Will you be exchanging rings? What do your rings mean to you? How did you choose them? How and why did you choose the material? Are they vintage/heirloom/based on someone else's? Are they inscribed? Are the bespoke made?


Most couples choose to exchange rings or other tokens-brooches, watches, necklaces, as a central part of their wedding ceremony.


The wording surrounding this can be as simple or elaborate as you like but I always think it is nice to spend some time telling your guests about your rings or tokens and giving them a bit of a backstory. Of course you may choose to have your rings warmed by all of your guests ahead of them reaching you too (see my earlier rituals post)


Consider who will hold onto your rings until they are needed.
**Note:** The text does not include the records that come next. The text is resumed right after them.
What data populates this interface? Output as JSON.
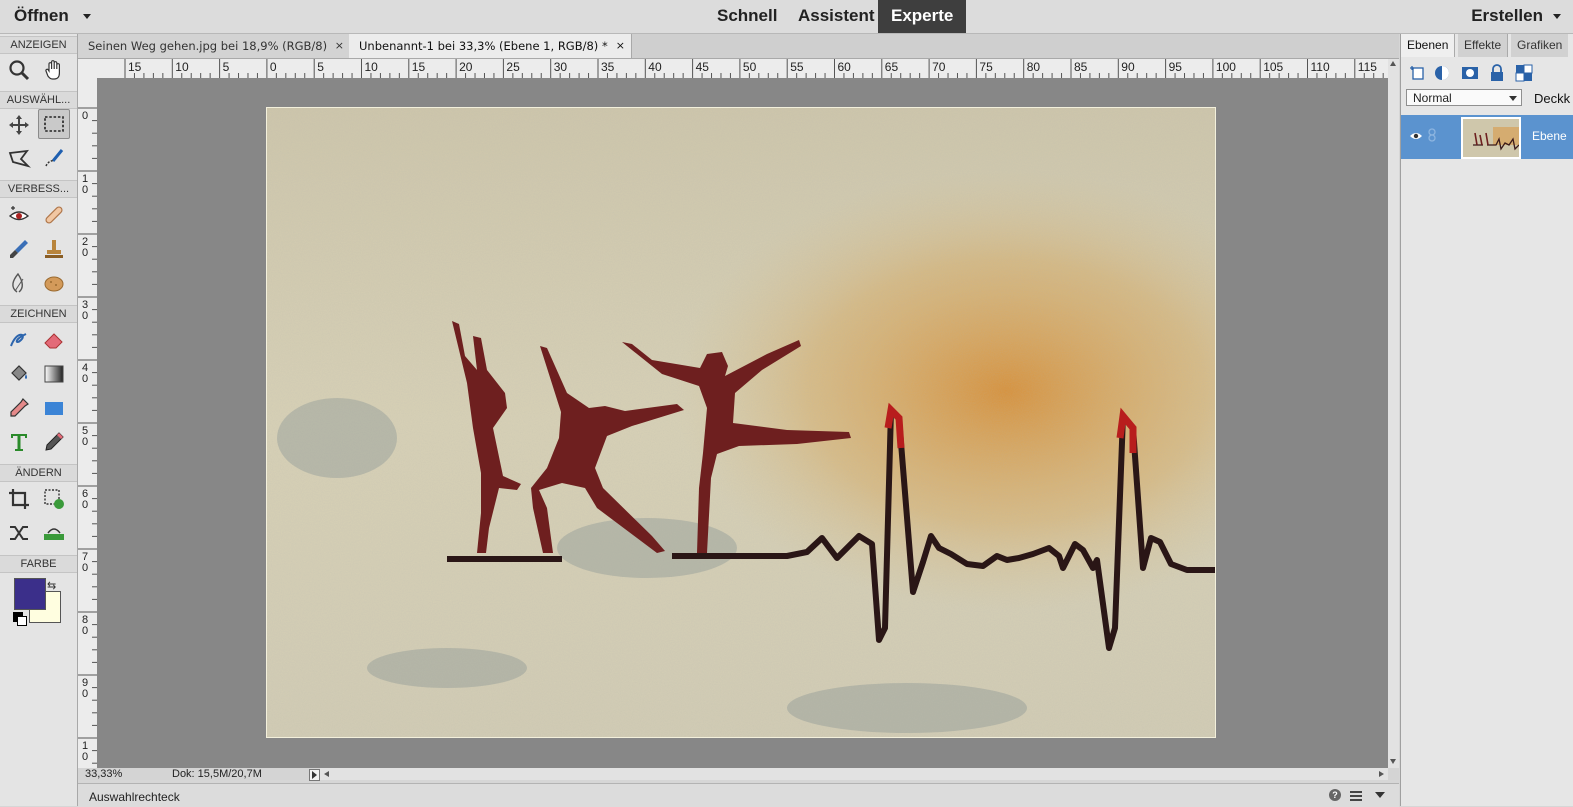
{
  "menu": {
    "open": "Öffnen",
    "create": "Erstellen"
  },
  "modes": [
    {
      "label": "Schnell",
      "active": false
    },
    {
      "label": "Assistent",
      "active": false
    },
    {
      "label": "Experte",
      "active": true
    }
  ],
  "toolbox": {
    "sections": [
      "ANZEIGEN",
      "AUSWÄHL...",
      "VERBESS...",
      "ZEICHNEN",
      "ÄNDERN",
      "FARBE"
    ],
    "foreground_color": "#3b2f8a",
    "background_color": "#fffee0"
  },
  "documents": [
    {
      "title": "Seinen Weg gehen.jpg bei 18,9% (RGB/8)",
      "close": "×",
      "active": false
    },
    {
      "title": "Unbenannt-1 bei 33,3% (Ebene 1, RGB/8) *",
      "close": "×",
      "active": true
    }
  ],
  "ruler": {
    "top": [
      "15",
      "10",
      "5",
      "0",
      "5",
      "10",
      "15",
      "20",
      "25",
      "30",
      "35",
      "40",
      "45",
      "50",
      "55",
      "60",
      "65",
      "70",
      "75",
      "80",
      "85",
      "90",
      "95",
      "100",
      "105",
      "110",
      "115"
    ],
    "left": [
      "0",
      "10",
      "20",
      "30",
      "40",
      "50",
      "60",
      "70",
      "80",
      "90",
      "10"
    ]
  },
  "status": {
    "zoom": "33,33%",
    "doc": "Dok: 15,5M/20,7M"
  },
  "bottom": {
    "tool_name": "Auswahlrechteck"
  },
  "panel": {
    "tabs": [
      {
        "label": "Ebenen",
        "active": true
      },
      {
        "label": "Effekte",
        "active": false
      },
      {
        "label": "Grafiken",
        "active": false
      }
    ],
    "blend_mode": "Normal",
    "opacity_label": "Deckk",
    "layer_name": "Ebene"
  }
}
Are they going to be held in a pocket? A bag? A cushion? Alternatively I would consider having them laid in a small bowl on a side table ready for me to retrieve when we need them.


Ideally your ring finger should be free of your engagement rings-but this is entirely up to you. The idea is that your wedding band should be worn on your third finger of your left hand and be closest to your heart, so you could put your engagement ring on your other hand for the ceremony and put it back on afterwards.


Couples repeat some short phrases after me that are simple yet incredibly emotional as they take turns to exchange rings.


We close the ring exchange with some reflective words and a moment of calm. You are likely to be holding hands and looking into each other's eyes. It's fine to linger here a moment, I guarantee you will love it.